Depuis 2009 [9], la Cour de cassation juge que la rente versée à la victime d’un accident du travail indemnise, d’une part, les pertes de gains professionnels et l’incidence professionnelle de l’incapacité, d’autre part, le déficit fonctionnel permanent qui est un poste de préjudice personnel.
Ce poste de préjudice correspond à
« la réduction définitive du potentiel physique, psycho-sensoriel ou intellectuel résultant de l’atteinte à l’intégrité anatomo-physiologique médicalement constatable à laquelle s’ajoutent les phénomènes douloureux et les répercussions psychologiques liées à l’atteinte séquellaire ainsi que les conséquences liées à cette atteinte dans la vie quotidienne ».
Les raisons du revirement.
Depuis 2012, la Cour de cassation avait admis que le préjudice fonctionnel temporaire (c’est-à-dire avant consolidation) soit indemnisé en tant que tel de manière indépendante [10]. Mais, à compter du versement de la rente, moment qui correspond à la consolidation, la haute juridiction n’admettait que la victime percevant une rente d’accident du travail puisse obtenir une réparation distincte des souffrances physiques et morales qu’à la condition de démontrer que celles-ci n’aient pas été indemnisées au titre du déficit fonctionnel permanent [11], démonstration particulièrement difficile à apporter en pratique.
A l’opposé, le Conseil d’Etat juge de façon constante qu’eu égard à sa finalité de réparation d’une incapacité permanente de travail et à son mode de calcul, la rente doit être regardée comme ayant pour objet exclusif de réparer, sur une base forfaitaire, les préjudices subis par la victime dans sa vie professionnelle, c’est-à-dire ses pertes de gains professionnels et l’incidence professionnelle, à l’exclusion du déficit fonctionnel permanent [12].
De surcroit, la France s’est vue condamnée par la Cour européenne des Droits de l’Homme qui a considéré que l’indemnité forfaitaire versée à la victime ne couvre pas les préjudices extra-patrimoniaux [13].
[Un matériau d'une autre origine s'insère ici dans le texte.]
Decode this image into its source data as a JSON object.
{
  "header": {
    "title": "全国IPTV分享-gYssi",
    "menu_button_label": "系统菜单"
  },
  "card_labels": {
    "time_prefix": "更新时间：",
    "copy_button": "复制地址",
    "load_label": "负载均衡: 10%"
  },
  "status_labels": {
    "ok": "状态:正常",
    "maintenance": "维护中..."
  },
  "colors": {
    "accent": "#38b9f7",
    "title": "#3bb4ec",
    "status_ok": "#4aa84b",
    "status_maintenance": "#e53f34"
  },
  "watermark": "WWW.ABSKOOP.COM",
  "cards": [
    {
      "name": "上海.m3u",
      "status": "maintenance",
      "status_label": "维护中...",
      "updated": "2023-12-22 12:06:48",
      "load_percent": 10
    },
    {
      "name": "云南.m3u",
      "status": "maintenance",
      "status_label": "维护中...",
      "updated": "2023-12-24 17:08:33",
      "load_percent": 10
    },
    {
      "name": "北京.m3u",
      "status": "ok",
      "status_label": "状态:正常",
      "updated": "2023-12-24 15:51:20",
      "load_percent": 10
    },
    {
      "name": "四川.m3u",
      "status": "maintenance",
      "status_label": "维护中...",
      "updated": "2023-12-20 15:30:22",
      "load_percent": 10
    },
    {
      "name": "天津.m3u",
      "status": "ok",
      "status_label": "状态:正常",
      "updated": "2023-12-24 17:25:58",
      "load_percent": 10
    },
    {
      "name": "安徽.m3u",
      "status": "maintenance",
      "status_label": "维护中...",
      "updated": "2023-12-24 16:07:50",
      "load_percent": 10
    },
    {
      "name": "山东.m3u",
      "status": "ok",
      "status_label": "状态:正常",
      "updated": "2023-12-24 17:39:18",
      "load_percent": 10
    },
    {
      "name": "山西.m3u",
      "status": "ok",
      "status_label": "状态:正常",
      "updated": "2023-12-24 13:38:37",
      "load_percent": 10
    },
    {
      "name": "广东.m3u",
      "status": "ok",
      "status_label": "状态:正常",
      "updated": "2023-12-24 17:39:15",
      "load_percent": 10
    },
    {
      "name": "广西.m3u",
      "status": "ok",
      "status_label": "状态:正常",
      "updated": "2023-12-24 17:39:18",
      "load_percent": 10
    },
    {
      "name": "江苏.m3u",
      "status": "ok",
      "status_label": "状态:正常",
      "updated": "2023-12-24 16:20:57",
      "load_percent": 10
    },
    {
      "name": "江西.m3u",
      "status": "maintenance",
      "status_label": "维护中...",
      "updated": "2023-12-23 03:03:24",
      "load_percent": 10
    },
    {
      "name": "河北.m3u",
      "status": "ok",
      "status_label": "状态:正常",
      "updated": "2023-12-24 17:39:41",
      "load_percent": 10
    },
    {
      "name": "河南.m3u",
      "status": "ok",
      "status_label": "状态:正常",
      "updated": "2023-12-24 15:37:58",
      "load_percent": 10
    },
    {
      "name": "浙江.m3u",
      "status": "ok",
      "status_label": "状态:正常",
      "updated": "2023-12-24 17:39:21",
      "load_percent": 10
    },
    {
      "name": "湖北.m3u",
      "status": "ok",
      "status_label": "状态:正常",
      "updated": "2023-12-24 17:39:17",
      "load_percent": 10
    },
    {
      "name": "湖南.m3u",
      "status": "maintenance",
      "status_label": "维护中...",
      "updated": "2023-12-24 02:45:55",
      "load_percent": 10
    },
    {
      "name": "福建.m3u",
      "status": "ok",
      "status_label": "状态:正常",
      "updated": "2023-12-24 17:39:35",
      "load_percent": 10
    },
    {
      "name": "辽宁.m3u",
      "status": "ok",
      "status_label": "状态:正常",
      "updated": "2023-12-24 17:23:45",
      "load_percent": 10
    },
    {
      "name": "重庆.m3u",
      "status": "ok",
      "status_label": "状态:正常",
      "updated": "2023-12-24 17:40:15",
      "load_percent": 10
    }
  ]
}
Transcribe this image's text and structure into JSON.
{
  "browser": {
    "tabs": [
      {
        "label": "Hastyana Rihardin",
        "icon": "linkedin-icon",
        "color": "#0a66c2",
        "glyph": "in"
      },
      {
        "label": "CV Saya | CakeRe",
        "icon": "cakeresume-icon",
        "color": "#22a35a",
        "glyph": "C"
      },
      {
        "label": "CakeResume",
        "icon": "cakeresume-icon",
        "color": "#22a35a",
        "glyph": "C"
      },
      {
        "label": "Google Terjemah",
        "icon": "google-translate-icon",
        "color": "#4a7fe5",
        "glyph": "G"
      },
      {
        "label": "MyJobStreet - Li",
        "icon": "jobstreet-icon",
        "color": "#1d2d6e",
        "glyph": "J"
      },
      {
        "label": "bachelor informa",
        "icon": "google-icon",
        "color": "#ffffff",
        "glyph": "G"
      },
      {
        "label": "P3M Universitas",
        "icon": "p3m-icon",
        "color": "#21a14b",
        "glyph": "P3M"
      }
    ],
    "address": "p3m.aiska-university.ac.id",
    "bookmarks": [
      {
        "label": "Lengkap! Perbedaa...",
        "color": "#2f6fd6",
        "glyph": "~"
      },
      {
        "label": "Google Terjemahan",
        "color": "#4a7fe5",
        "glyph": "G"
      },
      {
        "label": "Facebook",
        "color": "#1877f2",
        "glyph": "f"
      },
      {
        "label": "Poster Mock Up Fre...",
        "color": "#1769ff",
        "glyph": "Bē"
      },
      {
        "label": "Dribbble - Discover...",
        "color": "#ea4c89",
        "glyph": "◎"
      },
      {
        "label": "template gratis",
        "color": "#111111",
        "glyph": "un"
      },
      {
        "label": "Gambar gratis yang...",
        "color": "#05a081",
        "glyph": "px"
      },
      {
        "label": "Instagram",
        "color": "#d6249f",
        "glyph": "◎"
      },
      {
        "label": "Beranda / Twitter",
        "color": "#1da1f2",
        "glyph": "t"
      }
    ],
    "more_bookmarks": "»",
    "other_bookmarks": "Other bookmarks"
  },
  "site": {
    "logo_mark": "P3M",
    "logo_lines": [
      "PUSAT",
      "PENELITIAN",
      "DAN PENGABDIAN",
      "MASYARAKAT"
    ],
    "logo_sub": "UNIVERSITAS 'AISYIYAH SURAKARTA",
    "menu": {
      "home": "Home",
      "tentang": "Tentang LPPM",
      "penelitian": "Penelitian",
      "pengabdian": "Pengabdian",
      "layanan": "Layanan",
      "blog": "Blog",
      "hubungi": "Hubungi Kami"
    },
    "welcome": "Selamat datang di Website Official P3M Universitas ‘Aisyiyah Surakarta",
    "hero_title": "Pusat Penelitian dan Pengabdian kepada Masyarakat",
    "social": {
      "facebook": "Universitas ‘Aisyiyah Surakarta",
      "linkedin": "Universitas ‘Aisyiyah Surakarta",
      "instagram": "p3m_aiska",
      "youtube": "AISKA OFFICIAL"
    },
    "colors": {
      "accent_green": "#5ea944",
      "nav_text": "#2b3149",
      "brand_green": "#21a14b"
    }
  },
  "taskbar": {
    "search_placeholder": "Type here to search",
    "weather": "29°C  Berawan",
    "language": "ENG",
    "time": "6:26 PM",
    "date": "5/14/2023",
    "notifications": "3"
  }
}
Devant cette diversité de solutions, la jurisprudence de la Cour de cassation n’était plus tenable.
La haute juridiction y a mis fin par deux arrêts de l’assemblée plénière qui proclament désormais que : « L’ensemble de ces considérations conduit la Cour à juger désormais que la rente ne répare pas le déficit fonctionnel permanent ».
De la sorte, l’indemnisation du préjudice résultant d’un accident du travail ou d’une maladie professionnelle tend à se rapprocher de celle du préjudice corporel subi à la suite d’un accident de la vie courante. Ce rapprochement n’est toutefois pas complet, le Conseil constitutionnel ayant admis en 2010 [14] que le système de réparation forfaitaire institué par la loi ne porte pas une atteinte disproportionnée au principe de responsabilité.